Mar 28, 2016
Barack Obama was the first U.S. president to visit Cuba in 88 years. It’s interesting to note that as soon as Fidel Castro came to power in 1959, after overthrowing the Batista dictatorship that the U.S. had supported, Castro went to New York to talk with the U.S. leaders. Not only didn’t they talk to him, but they cut off diplomatic relations and imposed an embargo on the country.
Two years later, the U.S. organized a failed military invasion of Cuba at the Bay of Pigs, hoping to overthrow the Castro regime, which had refused to submit to the U.S.. Castro carried out an agrarian reform, nationalized U.S. businesses, and then turned to the USSR to allow Cuba to survive economically.
A half century of the embargo didn’t enable the biggest power in the world to overthrow the Castro regime. So the U.S. made a full reversal of policy in December 2014, when it announced the reestablishment of diplomatic relations with Cuba. In 2015, each country reopened embassies, but the economic blockade is still in effect, since the U.S. Congress dominated by Republicans refuses any change.

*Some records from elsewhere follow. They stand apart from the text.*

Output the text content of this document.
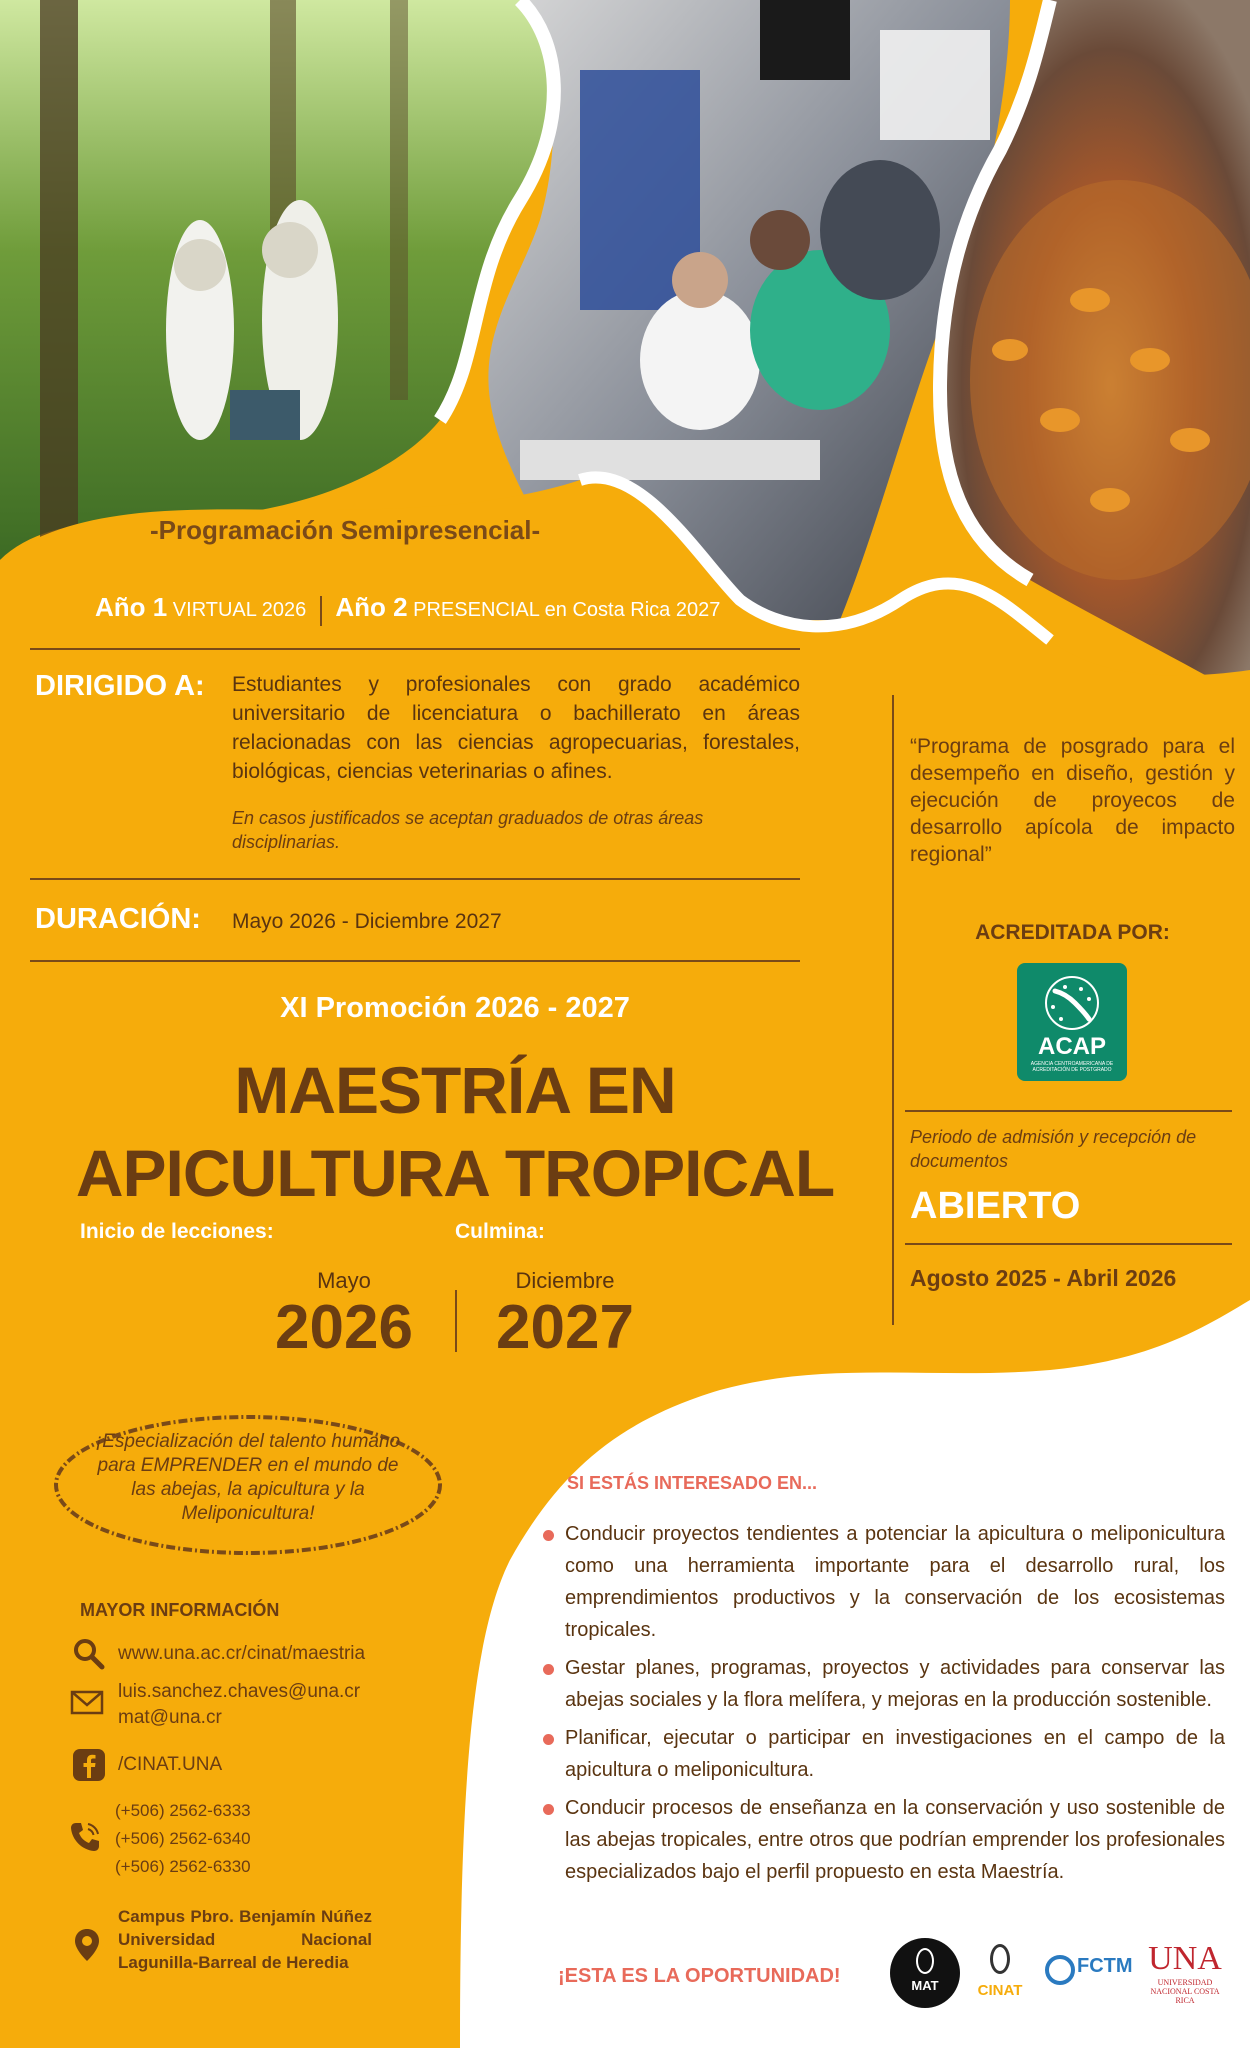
-Programación Semipresencial-
Año 1 VIRTUAL 2026 Año 2 PRESENCIAL en Costa Rica 2027
DIRIGIDO A: Estudiantes y profesionales con grado académico universitario de licenciatura o bachillerato en áreas relacionadas con las ciencias agropecuarias, forestales, biológicas, ciencias veterinarias o afines.
En casos justificados se aceptan graduados de otras áreas disciplinarias.
DURACIÓN: Mayo 2026 - Diciembre 2027
XI Promoción 2026 - 2027
MAESTRÍA EN
APICULTURA TROPICAL
Inicio de lecciones:	Culmina:
Mayo
2026
Diciembre
2027
“Programa de posgrado para el desempeño en diseño, gestión y ejecución de proyecos de desarrollo apícola de impacto regional”
ACREDITADA POR:
ACAP
AGENCIA CENTROAMERICANA DE ACREDITACIÓN DE POSTGRADO
Periodo de admisión y recepción de documentos
ABIERTO
Agosto 2025 - Abril 2026
¡Especialización del talento humano para EMPRENDER en el mundo de las abejas, la apicultura y la Meliponicultura!
MAYOR INFORMACIÓN
www.una.ac.cr/cinat/maestria
luis.sanchez.chaves@una.cr
mat@una.cr
/CINAT.UNA
(+506) 2562-6333
(+506) 2562-6340
(+506) 2562-6330
Campus Pbro. Benjamín Núñez Universidad Nacional Lagunilla-Barreal de Heredia
SI ESTÁS INTERESADO EN...
Conducir proyectos tendientes a potenciar la apicultura o meliponicultura como una herramienta importante para el desarrollo rural, los emprendimientos productivos y la conservación de los ecosistemas tropicales.
Gestar planes, programas, proyectos y actividades para conservar las abejas sociales y la flora melífera, y mejoras en la producción sostenible.
Planificar, ejecutar o participar en investigaciones en el campo de la apicultura o meliponicultura.
Conducir procesos de enseñanza en la conservación y uso sostenible de las abejas tropicales, entre otros que podrían emprender los profesionales especializados bajo el perfil propuesto en esta Maestría.
¡ESTA ES LA OPORTUNIDAD!	MAT	CINAT
FCTM UNA
UNIVERSIDAD NACIONAL COSTA RICA
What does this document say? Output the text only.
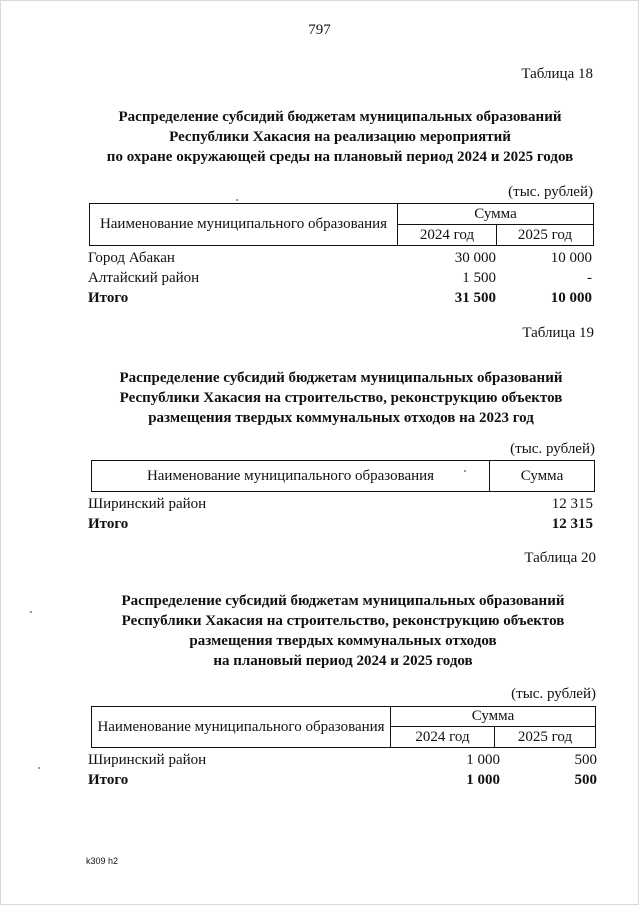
797
Таблица 18
Распределение субсидий бюджетам муниципальных образований
Республики Хакасия на реализацию мероприятий
по охране окружающей среды на плановый период 2024 и 2025 годов
(тыс. рублей)
Наименование муниципального образования	Сумма	
	2024 год	2025 год
Город Абакан	30 000	10 000
Алтайский район	1 500	-
Итого	31 500	10 000
Таблица 19
Распределение субсидий бюджетам муниципальных образований
Республики Хакасия на строительство, реконструкцию объектов
размещения твердых коммунальных отходов на 2023 год
(тыс. рублей)
Наименование муниципального образования	Сумма
Ширинский район	12 315
Итого	12 315
Таблица 20
Распределение субсидий бюджетам муниципальных образований
Республики Хакасия на строительство, реконструкцию объектов
размещения твердых коммунальных отходов
на плановый период 2024 и 2025 годов
(тыс. рублей)
Наименование муниципального образования	Сумма	
	2024 год	2025 год
Ширинский район	1 000	500
Итого	1 000	500
k309 h2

On the other hand, big U.S. companies didn’t wait for Congress’s OK to invade Cuba. The Castro regime, injured almost immediately by the blockade once aid stopped coming from the USSR, received them with open arms. U.S. capital has started up a tractor factory in Cuba. Others export food products to the island and invest in cell phones, while large hotels are springing up to attract U.S. tourists.
In one year, the U.S. went from the almost total prohibition of direct flights to Cuba to 110 daily flights in the near future.
Raul Castro may have wanted these changes, but above all they’ll benefit big U.S. and European companies. These companies will only exploit Cuban manpower but won’t develop the island. On the contrary, what the Castro regime accomplished in health and education is at risk of being sidelined under the pressure of capitalists for immediate profits.
As for Obama’s cutting remarks to Raul Castro on the subject of democratic freedom during their common press conference, this was above all designed to get the reversal of policy accepted by U.S. reactionaries. If U.S. imperialism was really worried about human rights, it would begin with Guantanamo, which is a U.S. military base on Cuban soil, that Obama promised to dismantle in 2009.